Research
Probability and statistical mechanics

1. Random geometry and critical phenomena in statistical mechanics

My research is primarily motivated by the study of critical phenomena in statistical mechanics, namely situations in which the same system, governed by the same microscopic laws, organizes itself into qualitatively different macroscopic states. Understanding—through probabilistic and geometric methods—how such dramatic changes, including the emergence of long-range correlations or phase transitions, arise from local interactions is a central and fascinating problem in the field.

To address these questions in a rigorous way, I focus on a range of classical models of statistical mechanics that exhibit critical behavior.

A first class of models consists of spin systems, such as the Ising model and its generalizations to spin O(N) models, which provide fundamental mathematical descriptions of ferromagnetism and collective alignment phenomena. While the Ising model is by now well understood in many regimes, its O(N) generalizations remain significantly less explored from a rigorous mathematical perspective.

I also work on dimer and double-dimer models, which describe systems of diatomic molecules and play a central role in graph theory, and combinatorics.

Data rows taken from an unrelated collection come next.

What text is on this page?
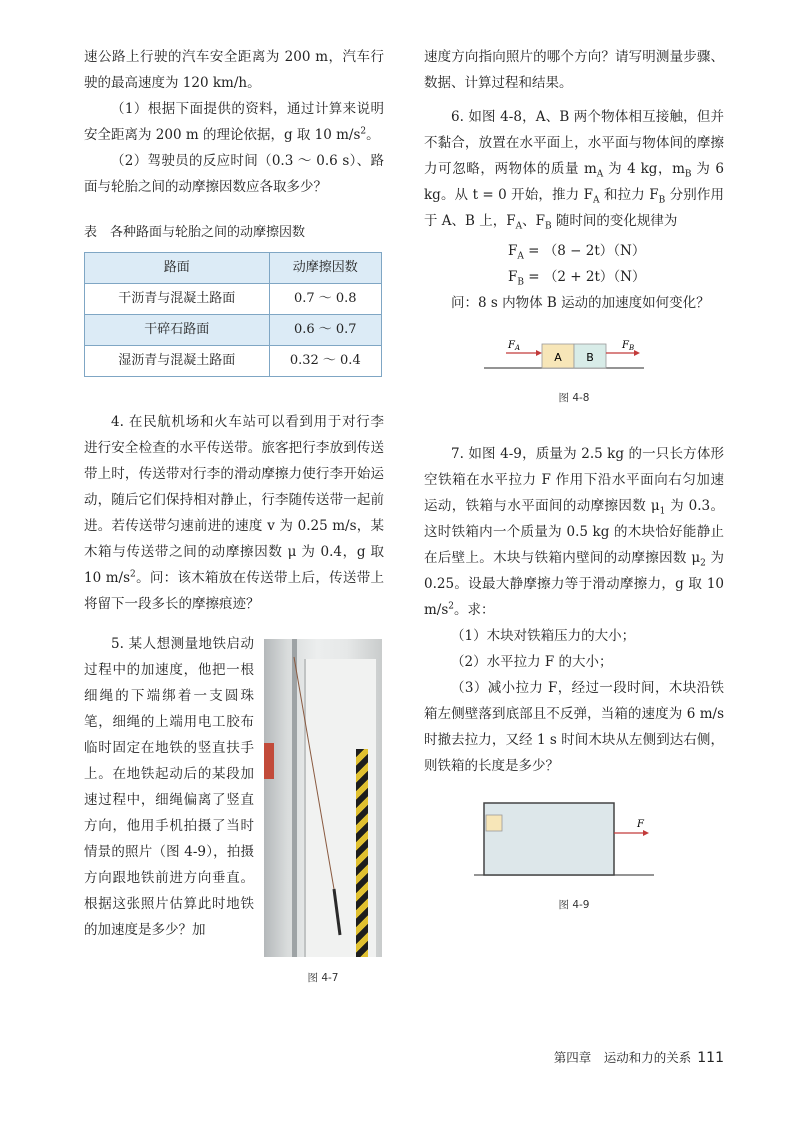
速公路上行驶的汽车安全距离为 200 m，汽车行驶的最高速度为 120 km/h。

（1）根据下面提供的资料，通过计算来说明安全距离为 200 m 的理论依据，g 取 10 $m/s^2$。

（2）驾驶员的反应时间（0.3 ～ 0.6 s）、路面与轮胎之间的动摩擦因数应各取多少？

表　各种路面与轮胎之间的动摩擦因数

路面	动摩擦因数
干沥青与混凝土路面	0.7 ～ 0.8
干碎石路面	0.6 ～ 0.7
湿沥青与混凝土路面	0.32 ～ 0.4

4. 在民航机场和火车站可以看到用于对行李进行安全检查的水平传送带。旅客把行李放到传送带上时，传送带对行李的滑动摩擦力使行李开始运动，随后它们保持相对静止，行李随传送带一起前进。若传送带匀速前进的速度 v 为 0.25 m/s，某木箱与传送带之间的动摩擦因数 μ 为 0.4，g 取 10 $m/s^2$。问：该木箱放在传送带上后，传送带上将留下一段多长的摩擦痕迹？

5. 某人想测量地铁启动过程中的加速度，他把一根细绳的下端绑着一支圆珠笔，细绳的上端用电工胶布临时固定在地铁的竖直扶手上。在地铁起动后的某段加速过程中，细绳偏离了竖直方向，他用手机拍摄了当时情景的照片（图 4-9），拍摄方向跟地铁前进方向垂直。根据这张照片估算此时地铁的加速度是多少？加

图 4-7

速度方向指向照片的哪个方向？请写明测量步骤、数据、计算过程和结果。

6. 如图 4-8，A、B 两个物体相互接触，但并不黏合，放置在水平面上，水平面与物体间的摩擦力可忽略，两物体的质量 $m_A$ 为 4 kg，$m_B$ 为 6 kg。从 t = 0 开始，推力 $F_A$ 和拉力 $F_B$ 分别作用于 A、B 上，$F_A$、$F_B$ 随时间的变化规律为

$F_A = (8 - 2t)(N)$

$F_B = (2 + 2t)(N)$

问：8 s 内物体 B 运动的加速度如何变化？

A B
$F_A$	$F_B$
图 4-8

7. 如图 4-9，质量为 2.5 kg 的一只长方体形空铁箱在水平拉力 F 作用下沿水平面向右匀加速运动，铁箱与水平面间的动摩擦因数 $\mu_1$ 为 0.3。这时铁箱内一个质量为 0.5 kg 的木块恰好能静止在后壁上。木块与铁箱内壁间的动摩擦因数 $\mu_2$ 为 0.25。设最大静摩擦力等于滑动摩擦力，g 取 10 $m/s^2$。求：

（1）木块对铁箱压力的大小；

（2）水平拉力 F 的大小；

（3）减小拉力 F，经过一段时间，木块沿铁箱左侧壁落到底部且不反弹，当箱的速度为 6 m/s 时撤去拉力，又经 1 s 时间木块从左侧到达右侧，则铁箱的长度是多少？

F
图 4-9
第四章　运动和力的关系 111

Another important family of models includes self-avoiding walks and polygons, which serve as basic models for polymers and interacting random walks.

Finally, I study models related to the Bose gas and spatial permutations, which are closely connected to Bose–Einstein condensation. Despite its fundamental importance and the awarding of the Nobel Prize for its physical discovery, a complete and rigorous mathematical understanding of Bose–Einstein condensation in interacting bosons is still missing.

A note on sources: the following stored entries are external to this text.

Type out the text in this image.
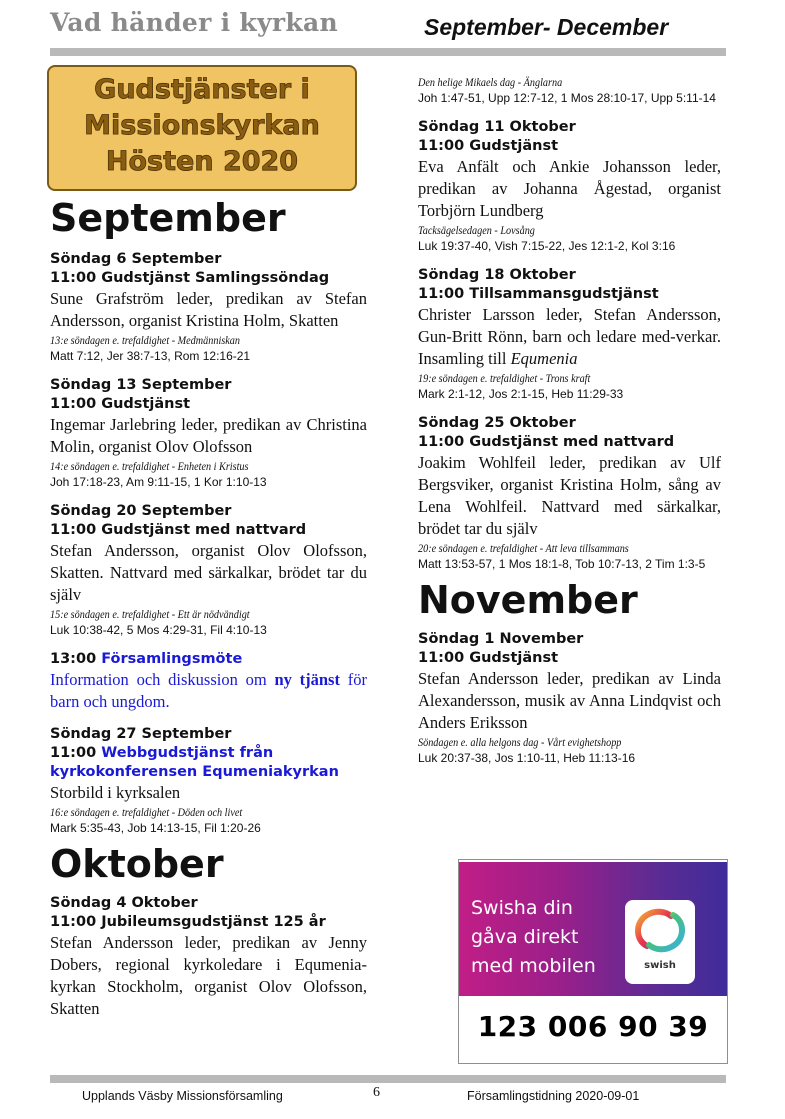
Vad händer i kyrkan	September- December
Gudstjänster i
Missionskyrkan
Hösten 2020
September
Söndag 6 September
11:00 Gudstjänst Samlingssöndag
Sune Grafström leder, predikan av Stefan Andersson, organist Kristina Holm, Skatten
13:e söndagen e. trefaldighet - Medmänniskan
Matt 7:12, Jer 38:7-13, Rom 12:16-21
Söndag 13 September
11:00 Gudstjänst
Ingemar Jarlebring leder, predikan av Christina Molin, organist Olov Olofsson
14:e söndagen e. trefaldighet - Enheten i Kristus
Joh 17:18-23, Am 9:11-15, 1 Kor 1:10-13
Söndag 20 September
11:00 Gudstjänst med nattvard
Stefan Andersson, organist Olov Olofsson, Skatten. Nattvard med särkalkar, brödet tar du själv
15:e söndagen e. trefaldighet - Ett är nödvändigt
Luk 10:38-42, 5 Mos 4:29-31, Fil 4:10-13
13:00 Församlingsmöte
Information och diskussion om ny tjänst för barn och ungdom.
Söndag 27 September
11:00 Webbgudstjänst från kyrkokonferensen Equmeniakyrkan
Storbild i kyrksalen
16:e söndagen e. trefaldighet - Döden och livet
Mark 5:35-43, Job 14:13-15, Fil 1:20-26
Oktober
Söndag 4 Oktober
11:00 Jubileumsgudstjänst 125 år
Stefan Andersson leder, predikan av Jenny Dobers, regional kyrkoledare i Equmenia-kyrkan Stockholm, organist Olov Olofsson, Skatten
Den helige Mikaels dag - Änglarna
Joh 1:47-51, Upp 12:7-12, 1 Mos 28:10-17, Upp 5:11-14
Söndag 11 Oktober
11:00 Gudstjänst
Eva Anfält och Ankie Johansson leder, predikan av Johanna Ågestad, organist Torbjörn Lundberg
Tacksägelsedagen - Lovsång
Luk 19:37-40, Vish 7:15-22, Jes 12:1-2, Kol 3:16
Söndag 18 Oktober
11:00 Tillsammansgudstjänst
Christer Larsson leder, Stefan Andersson, Gun-Britt Rönn, barn och ledare med-verkar. Insamling till Equmenia
19:e söndagen e. trefaldighet - Trons kraft
Mark 2:1-12, Jos 2:1-15, Heb 11:29-33
Söndag 25 Oktober
11:00 Gudstjänst med nattvard
Joakim Wohlfeil leder, predikan av Ulf Bergsviker, organist Kristina Holm, sång av Lena Wohlfeil. Nattvard med särkalkar, brödet tar du själv
20:e söndagen e. trefaldighet - Att leva tillsammans
Matt 13:53-57, 1 Mos 18:1-8, Tob 10:7-13, 2 Tim 1:3-5
November
Söndag 1 November
11:00 Gudstjänst
Stefan Andersson leder, predikan av Linda Alexandersson, musik av Anna Lindqvist och Anders Eriksson
Söndagen e. alla helgons dag - Vårt evighetshopp
Luk 20:37-38, Jos 1:10-11, Heb 11:13-16
Swisha din
gåva direkt
med mobilen	swish
123 006 90 39
Upplands Väsby Missionsförsamling	6	Församlingstidning 2020-09-01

A unifying methodological theme of my work is the use of representations in terms of interacting random walks, loops, or trajectories on a lattice, which provide powerful tools to study correlation decay, phase transitions, and critical behavior.

2. Interacting particle systems and random walks out of equilibrium

I also study stochastic processes and non-equilibrium dynamics arising from interacting particle systems driven by random walks. In contrast to the equilibrium models discussed above, the focus here is on the time evolution of the system, where simple local dynamical rules can produce complex collective behavior over large spatial and temporal scales.

This line of research is motivated by several fundamental questions in probability and statistical physics. One important motivation is to develop a rigorous mathematical understanding of self-organized criticality, a mechanism through which dynamical systems naturally evolve toward critical states without external parameter tuning, and which is believed to play a role in phenomena such as earthquakes, snow avalanches, and other scale-invariant dynamics.. Examples include activated random walks and stochastic sandpiles

Other motivations come from growth and spreading phenomena, such as aggregation processes (IDLA) or branching random walks, which provide simplified mathematical models for epidemic spread and population dynamics.

From a broader perspective, this research also aims at the development of probabilistic techniques—such as coupling methods, random walk estimates, and Green’s function estimates—that can be applied to a wide range of dynamical stochastic models in interacting particle systems.